Sunday 19 November 2017

a fine cold day

This morning, when I pulled up the blind in the bathroom to have a look at the day, there was a frost.  Last night must have been crucially colder or more still than the one before.  I congratulated myself that I had remembered to shut the greenhouse and conservatory doors, and settled down after breakfast to a pleasant compare-and-contrast session with the Chatto Gardens and Dorset Perennials websites, looking at who listed what, who had what in stock, and who was cheaper.  Five of a particularly drought tolerant form of Epimedium, some non-running comfrey and some spotted leaf arums are now on their way from Dorset, and I have my eye on a few shade tolerant plants from Chatto.

Then I cleaned the chickens' roosting board, which needed doing.  The contents were a welcome addition to the piles of shredded Eleagnus leaves, of which I still have an awful lot of bags left to go on the compost heaps.  After the frosty start it had turned into the best sort of November weather, the sun brilliant but so low in the sky that the shadows were interesting.  A light sheen of ice on the pots of tulip bulbs by the greenhouse warned me that it was not planting weather, however, and I spent the rest of the morning cutting down the dahlias in pots and moving the pots into the greenhouse.  They yielded two big buckets of stems, which made a useful layer on the compost heaps so that I could empty one more bag of the apparently infinite supply of hedge trimmings on top, and the pots took up almost all the remaining floor space in the greenhouse.

I managed to fit in the pots of violas, which overwintered outside last year with mixed results, and that was it.  The greenhouse is full.  In fact it is over-full, since several trays of nine inch pots are currently resting on top of the dahlia pots, which is going to be a nuisance when I need to water the nine inch pots given the dahlias need to be kept dry, and will not be viable at all once the dahlias start back into growth.  I am looking on it as a reminder that I need to press on weeding the meadow to make space to plant out the Gaillardia, and do some renovations in the long bed in the front garden which largely missed out last spring as time ran out.

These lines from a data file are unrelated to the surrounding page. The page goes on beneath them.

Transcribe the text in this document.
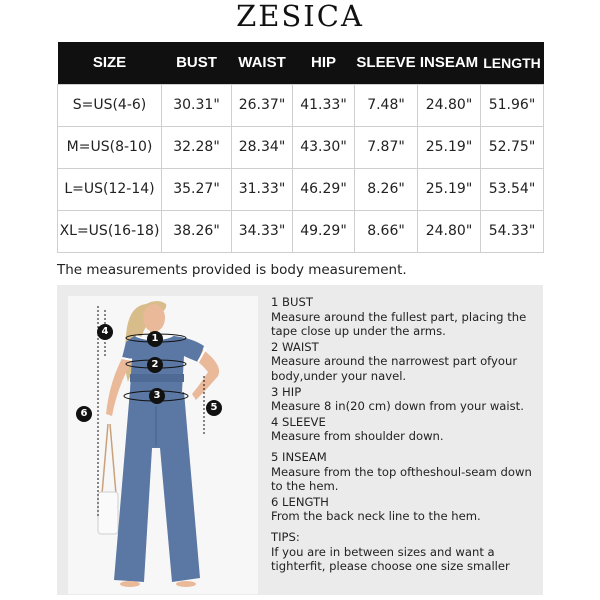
ZESICA
SIZE	BUST	WAIST	HIP	SLEEVE	INSEAM	LENGTH
S=US(4-6)	30.31"	26.37"	41.33"	7.48"	24.80"	51.96"
M=US(8-10)	32.28"	28.34"	43.30"	7.87"	25.19"	52.75"
L=US(12-14)	35.27"	31.33"	46.29"	8.26"	25.19"	53.54"
XL=US(16-18)	38.26"	34.33"	49.29"	8.66"	24.80"	54.33"
The measurements provided is body measurement.
1
2
3
4
5
6
1 BUST
Measure around the fullest part, placing the tape close up under the arms.
2 WAIST
Measure around the narrowest part ofyour body,under your navel.
3 HIP
Measure 8 in(20 cm) down from your waist.
4 SLEEVE
Measure from shoulder down.
5 INSEAM
Measure from the top oftheshoul-seam down to the hem.
6 LENGTH
From the back neck line to the hem.
TIPS:
If you are in between sizes and want a tighterfit, please choose one size smaller
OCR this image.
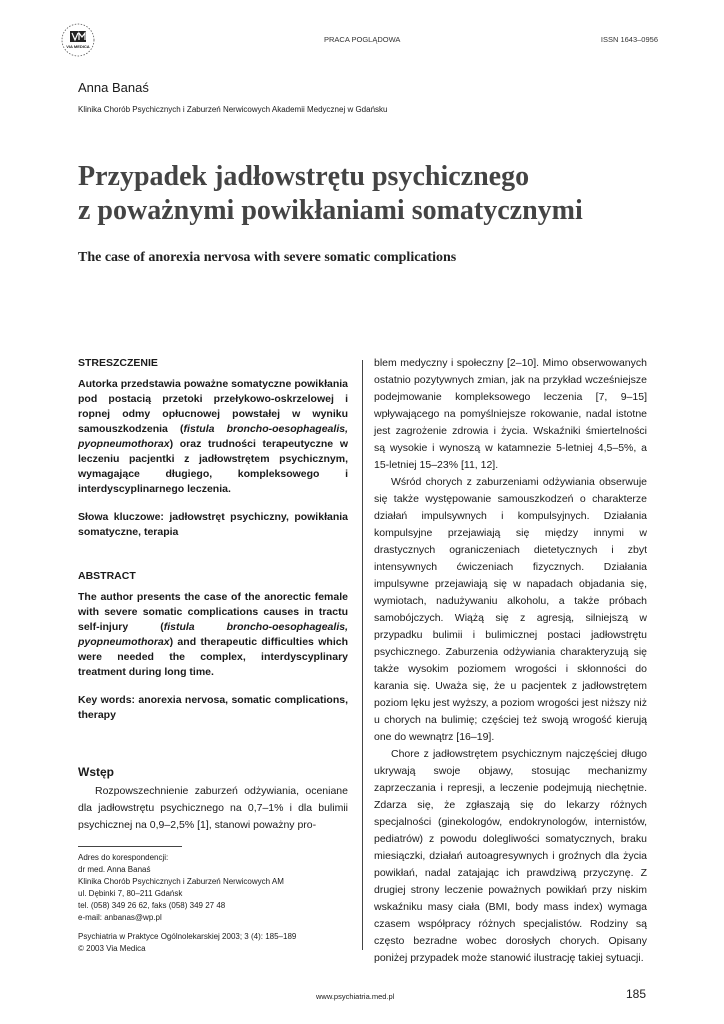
VIA MEDICA
PRACA POGLĄDOWA	ISSN 1643–0956
Anna Banaś
Klinika Chorób Psychicznych i Zaburzeń Nerwicowych Akademii Medycznej w Gdańsku
Przypadek jadłowstrętu psychicznego
z poważnymi powikłaniami somatycznymi
The case of anorexia nervosa with severe somatic complications
STRESZCZENIE
Autorka przedstawia poważne somatyczne powikłania pod postacią przetoki przełykowo-oskrzelowej i ropnej odmy opłucnowej powstałej w wyniku samouszkodzenia (fistula broncho-oesophagealis, pyopneumothorax) oraz trudności terapeutyczne w leczeniu pacjentki z jadłowstrętem psychicznym, wymagające długiego, kompleksowego i interdyscyplinarnego leczenia.
Słowa kluczowe: jadłowstręt psychiczny, powikłania somatyczne, terapia
ABSTRACT
The author presents the case of the anorectic female with severe somatic complications causes in tractu self-injury (fistula broncho-oesophagealis, pyopneumothorax) and therapeutic difficulties which were needed the complex, interdyscyplinary treatment during long time.
Key words: anorexia nervosa, somatic complications, therapy
Wstęp

Rozpowszechnienie zaburzeń odżywiania, oceniane dla jadłowstrętu psychicznego na 0,7–1% i dla bulimii psychicznej na 0,9–2,5% [1], stanowi poważny pro-

Adres do korespondencji:
dr med. Anna Banaś
Klinika Chorób Psychicznych i Zaburzeń Nerwicowych AM
ul. Dębinki 7, 80–211 Gdańsk
tel. (058) 349 26 62, faks (058) 349 27 48
e-mail: anbanas@wp.pl
Psychiatria w Praktyce Ogólnolekarskiej 2003; 3 (4): 185–189
© 2003 Via Medica

blem medyczny i społeczny [2–10]. Mimo obserwowanych ostatnio pozytywnych zmian, jak na przykład wcześniejsze podejmowanie kompleksowego leczenia [7, 9–15] wpływającego na pomyślniejsze rokowanie, nadal istotne jest zagrożenie zdrowia i życia. Wskaźniki śmiertelności są wysokie i wynoszą w katamnezie 5-letniej 4,5–5%, a 15-letniej 15–23% [11, 12].

Wśród chorych z zaburzeniami odżywiania obserwuje się także występowanie samouszkodzeń o charakterze działań impulsywnych i kompulsyjnych. Działania kompulsyjne przejawiają się między innymi w drastycznych ograniczeniach dietetycznych i zbyt intensywnych ćwiczeniach fizycznych. Działania impulsywne przejawiają się w napadach objadania się, wymiotach, nadużywaniu alkoholu, a także próbach samobójczych. Wiążą się z agresją, silniejszą w przypadku bulimii i bulimicznej postaci jadłowstrętu psychicznego. Zaburzenia odżywiania charakteryzują się także wysokim poziomem wrogości i skłonności do karania się. Uważa się, że u pacjentek z jadłowstrętem poziom lęku jest wyższy, a poziom wrogości jest niższy niż u chorych na bulimię; częściej też swoją wrogość kierują one do wewnątrz [16–19].

Chore z jadłowstrętem psychicznym najczęściej długo ukrywają swoje objawy, stosując mechanizmy zaprzeczania i represji, a leczenie podejmują niechętnie. Zdarza się, że zgłaszają się do lekarzy różnych specjalności (ginekologów, endokrynologów, internistów, pediatrów) z powodu dolegliwości somatycznych, braku miesiączki, działań autoagresywnych i groźnych dla życia powikłań, nadal zatajając ich prawdziwą przyczynę. Z drugiej strony leczenie poważnych powikłań przy niskim wskaźniku masy ciała (BMI, body mass index) wymaga czasem współpracy różnych specjalistów. Rodziny są często bezradne wobec dorosłych chorych. Opisany poniżej przypadek może stanowić ilustrację takiej sytuacji.

www.psychiatria.med.pl	185
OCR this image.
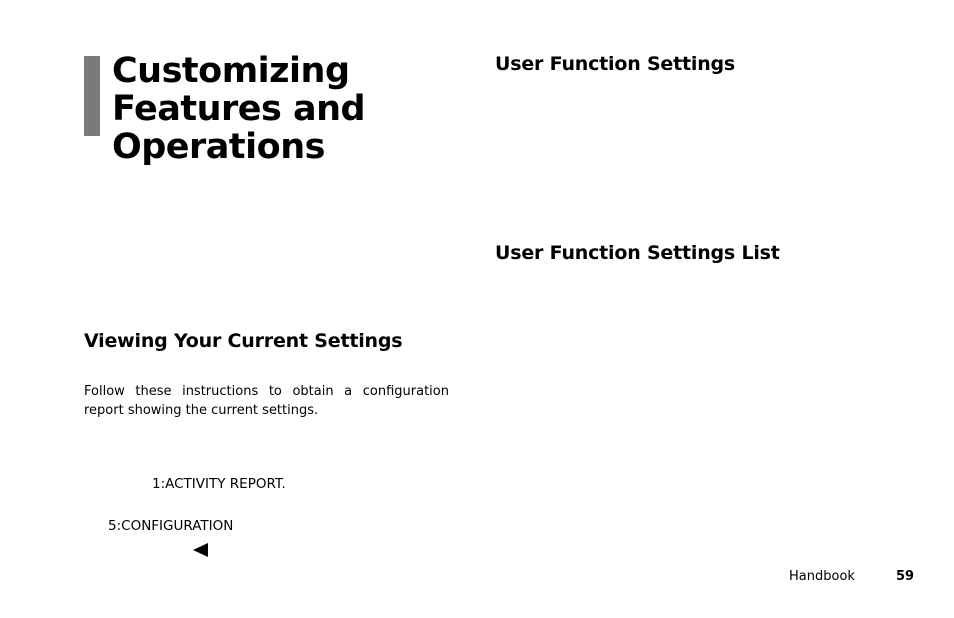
Customizing
Features and
Operations
User Function Settings
User Function Settings List
Viewing Your Current Settings

Follow these instructions to obtain a configuration report showing the current settings.

1:ACTIVITY REPORT.
5:CONFIGURATION
Handbook	59
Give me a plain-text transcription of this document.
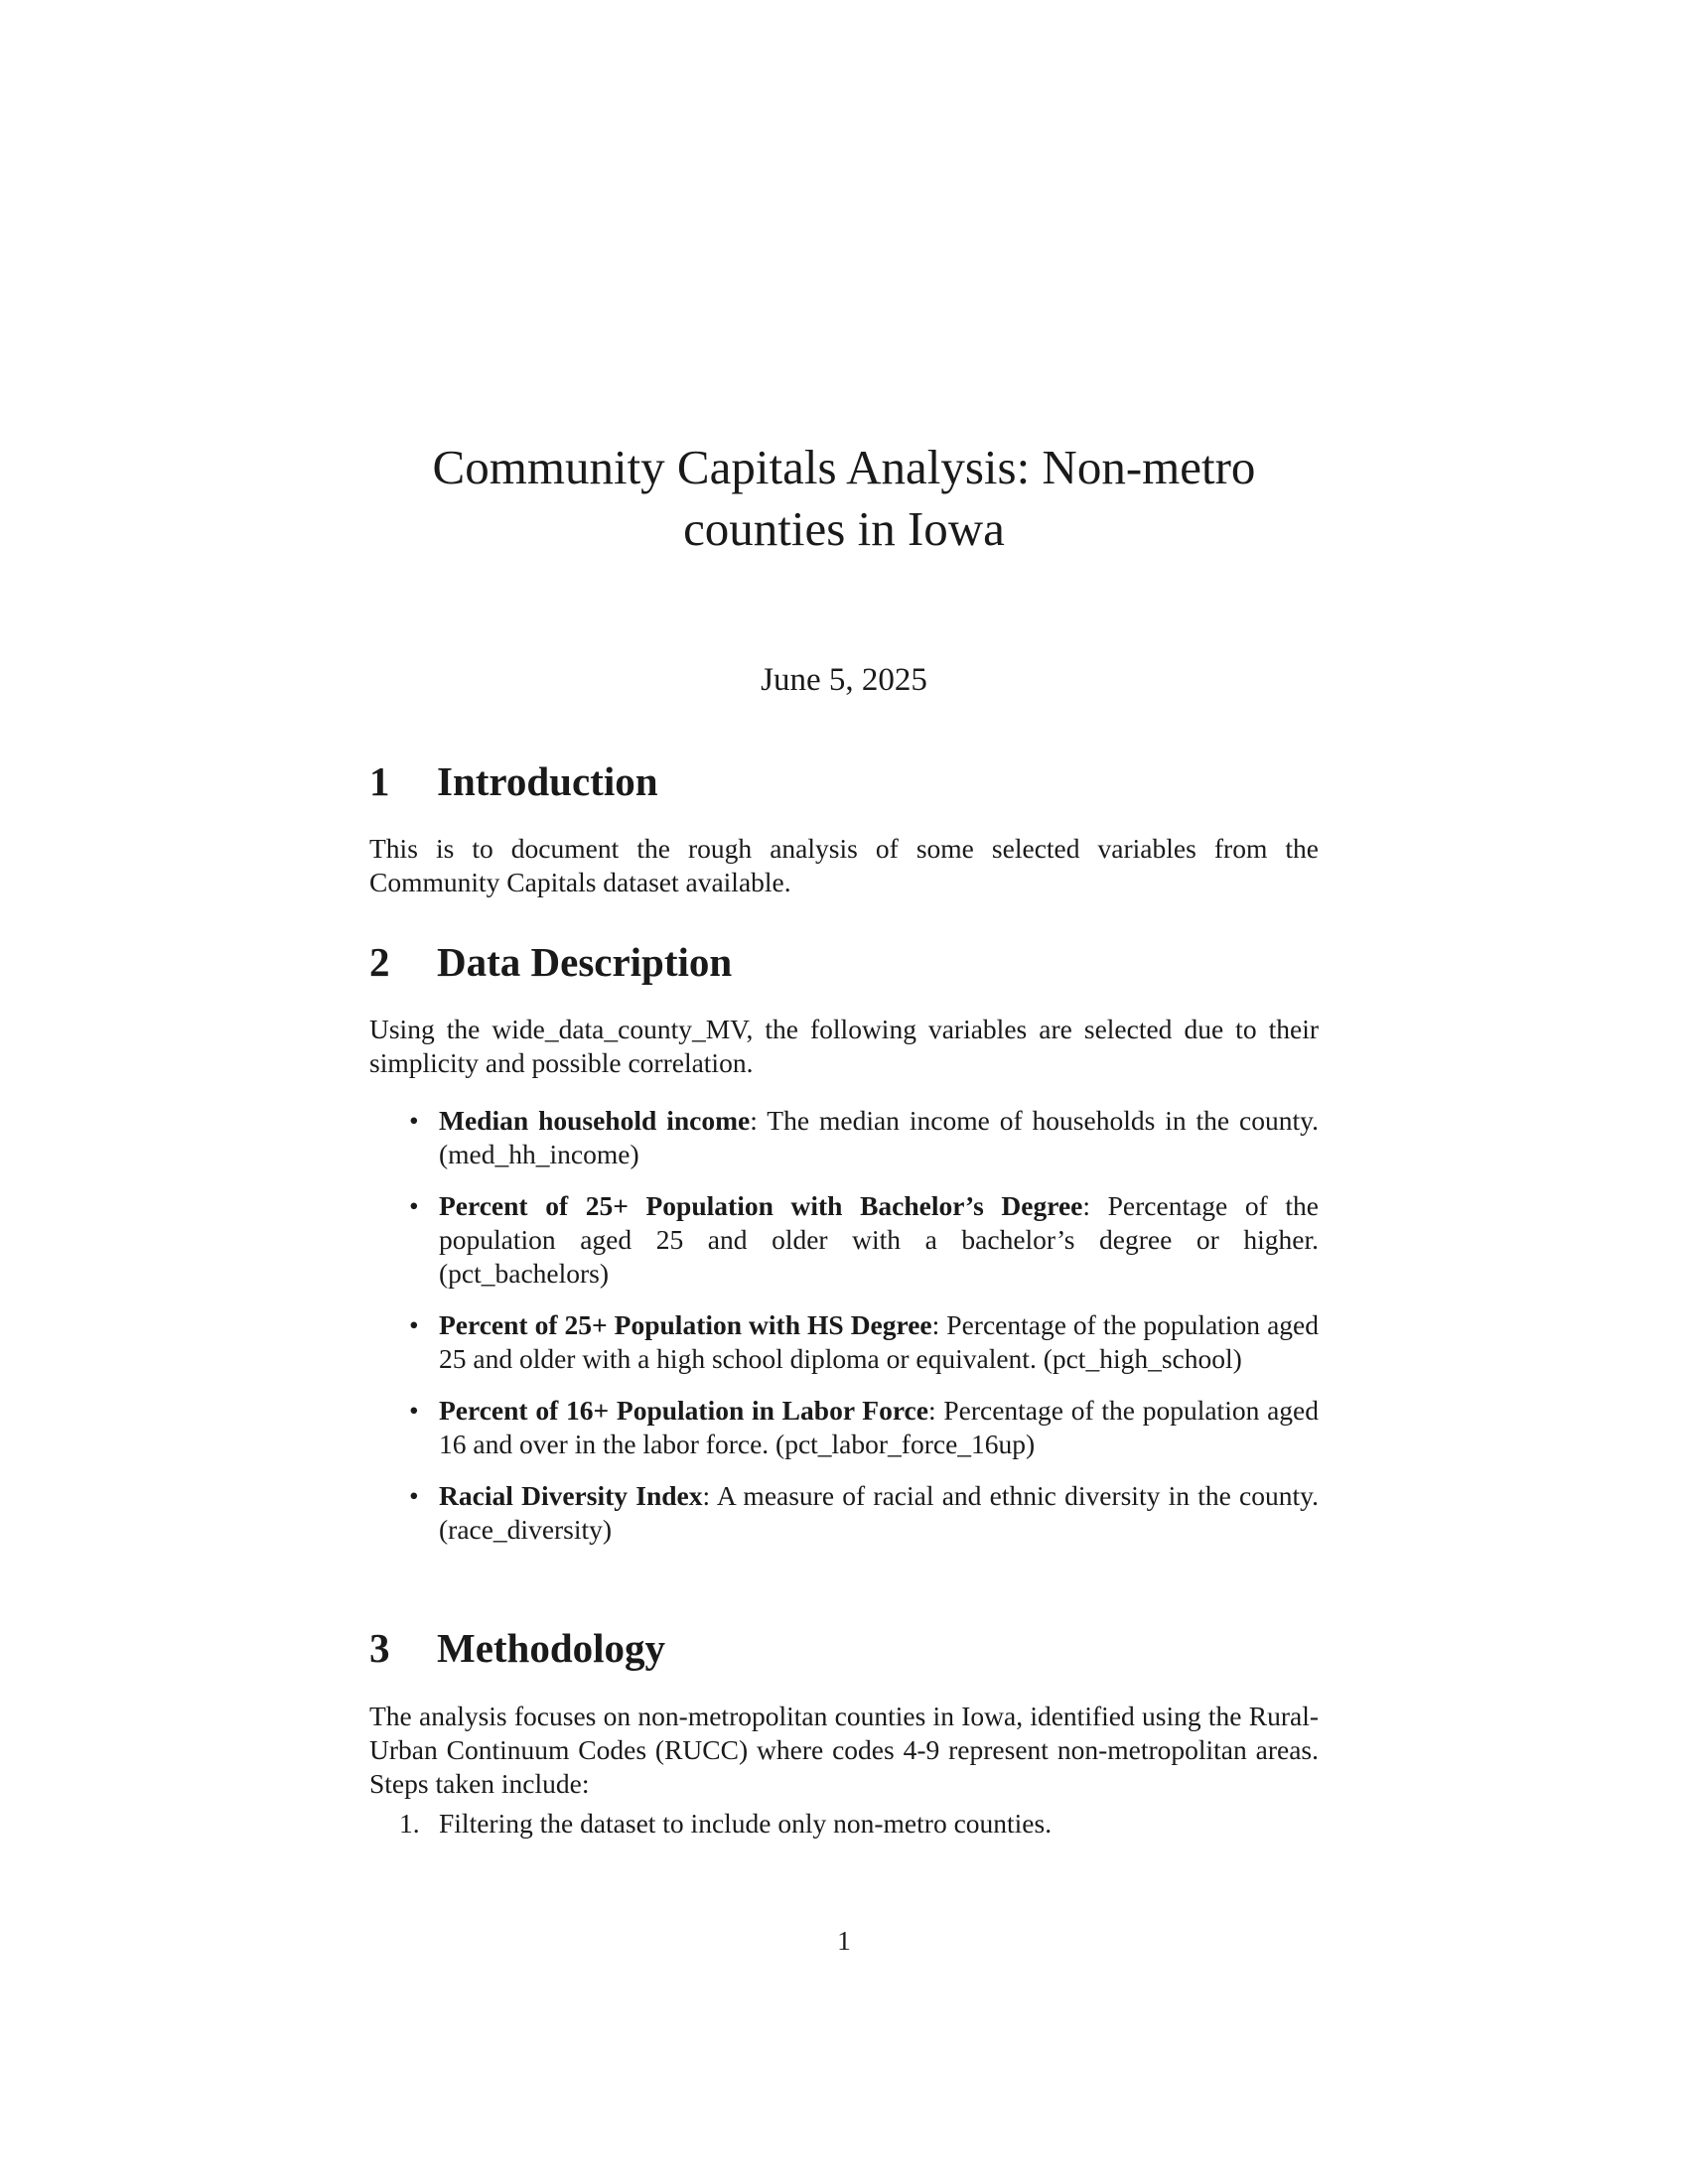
Community Capitals Analysis: Non-metro
counties in Iowa
June 5, 2025
1 Introduction

This is to document the rough analysis of some selected variables from the Community Capitals dataset available.

2 Data Description

Using the wide_data_county_MV, the following variables are selected due to their simplicity and possible correlation.

• Median household income: The median income of households in the county. (med_hh_income)
• Percent of 25+ Population with Bachelor’s Degree: Percentage of the population aged 25 and older with a bachelor’s degree or higher. (pct_bachelors)
• Percent of 25+ Population with HS Degree: Percentage of the population aged 25 and older with a high school diploma or equivalent. (pct_high_school)
• Percent of 16+ Population in Labor Force: Percentage of the population aged 16 and over in the labor force. (pct_labor_force_16up)
• Racial Diversity Index: A measure of racial and ethnic diversity in the county. (race_diversity)
3 Methodology

The analysis focuses on non-metropolitan counties in Iowa, identified using the Rural-Urban Continuum Codes (RUCC) where codes 4-9 represent non-metropolitan areas. Steps taken include:

1. Filtering the dataset to include only non-metro counties.
1
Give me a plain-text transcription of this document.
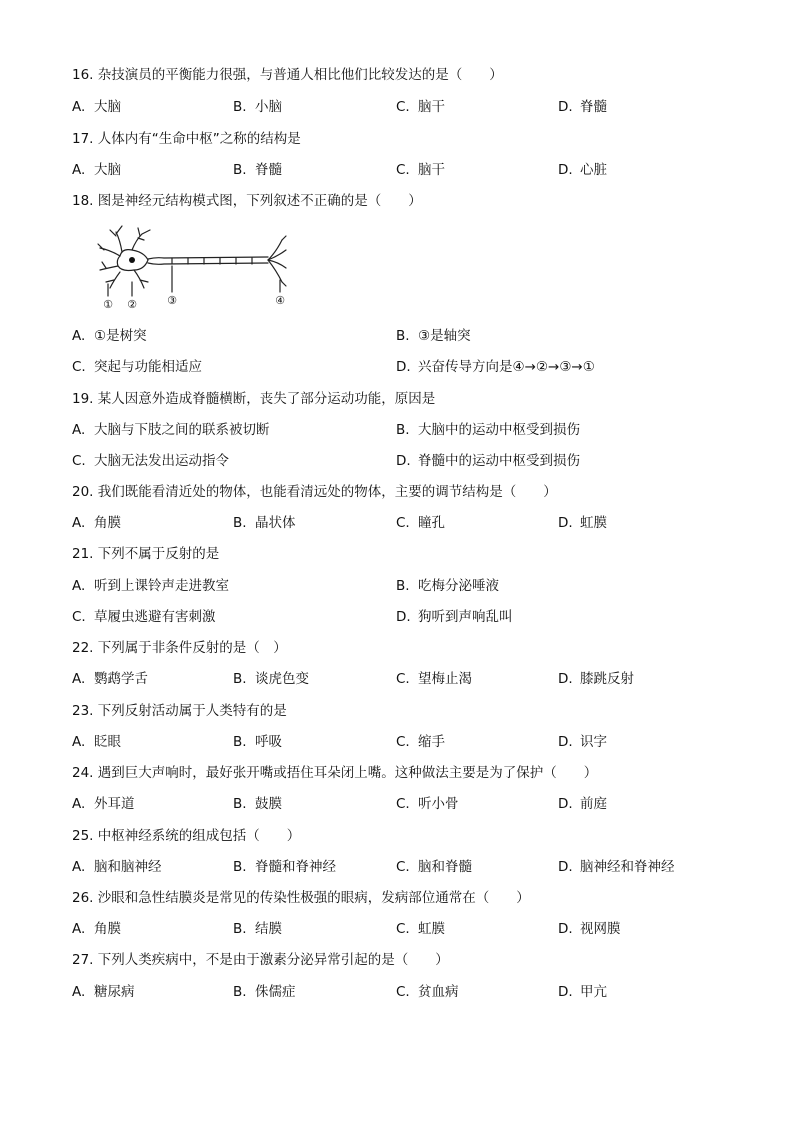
16. 杂技演员的平衡能力很强，与普通人相比他们比较发达的是（　　）
A. 大脑	B. 小脑	C. 脑干	D. 脊髓
17. 人体内有“生命中枢”之称的结构是
A. 大脑	B. 脊髓	C. 脑干	D. 心脏
18. 图是神经元结构模式图，下列叙述不正确的是（　　）
① ②	③	④
A. ①是树突	B. ③是轴突
C. 突起与功能相适应	D. 兴奋传导方向是④→②→③→①
19. 某人因意外造成脊髓横断，丧失了部分运动功能，原因是
A. 大脑与下肢之间的联系被切断	B. 大脑中的运动中枢受到损伤
C. 大脑无法发出运动指令	D. 脊髓中的运动中枢受到损伤
20. 我们既能看清近处的物体，也能看清远处的物体，主要的调节结构是（　　）
A. 角膜	B. 晶状体	C. 瞳孔	D. 虹膜
21. 下列不属于反射的是
A. 听到上课铃声走进教室	B. 吃梅分泌唾液
C. 草履虫逃避有害刺激	D. 狗听到声响乱叫
22. 下列属于非条件反射的是（　）
A. 鹦鹉学舌	B. 谈虎色变	C. 望梅止渴	D. 膝跳反射
23. 下列反射活动属于人类特有的是
A. 眨眼	B. 呼吸	C. 缩手	D. 识字
24. 遇到巨大声响时，最好张开嘴或捂住耳朵闭上嘴。这种做法主要是为了保护（　　）
A. 外耳道	B. 鼓膜	C. 听小骨	D. 前庭
25. 中枢神经系统的组成包括（　　）
A. 脑和脑神经	B. 脊髓和脊神经	C. 脑和脊髓	D. 脑神经和脊神经
26. 沙眼和急性结膜炎是常见的传染性极强的眼病，发病部位通常在（　　）
A. 角膜	B. 结膜	C. 虹膜	D. 视网膜
27. 下列人类疾病中，不是由于激素分泌异常引起的是（　　）
A. 糖尿病	B. 侏儒症	C. 贫血病	D. 甲亢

The ground had thawed by lunchtime, and in the afternoon I weeded and spread Strulch at the top of the sloping bed in the back garden, where I cleared the dead sea buckthorns and replanted the area back in the summer.  The new plants at the top end have made massive growth since being released in August from their plastic pots.  A pink flowered kind of prostrate mallow, Malvum lateritum, which I got at the garden club plant sale and which sat in its pot outside the greenhouse for three months doing nothing at all has leaped into life.  Dosing it for the root aphid I found it was suffering from when I came to plant it out may have played a part in its transformation, but a Sphaeralcea munroana that did not have root aphid has been similarly transformed, and some elderly seed raised specimens of Lepechinia hastata, a slightly tender, sage like species with deep pink flowers that had been languishing for ages in the greenhouse have sprung back into active growth.  The oriental poppy 'Royal Wedding' planted out as part of this scheme must be ten times the size of the rest of the batch that are still in their pots on the concrete, while the Diascia personata brought home as a cutting from last year's garden club propagating evening, and that had got horribly potbound before I found somewhere in the garden to put it, is making a burgeoning clump with lots of fine, fat new shoots at the base.

Several of the plants listed in the last paragraph are only doubtfully hardy.  Let us hope we don't have a hard winter.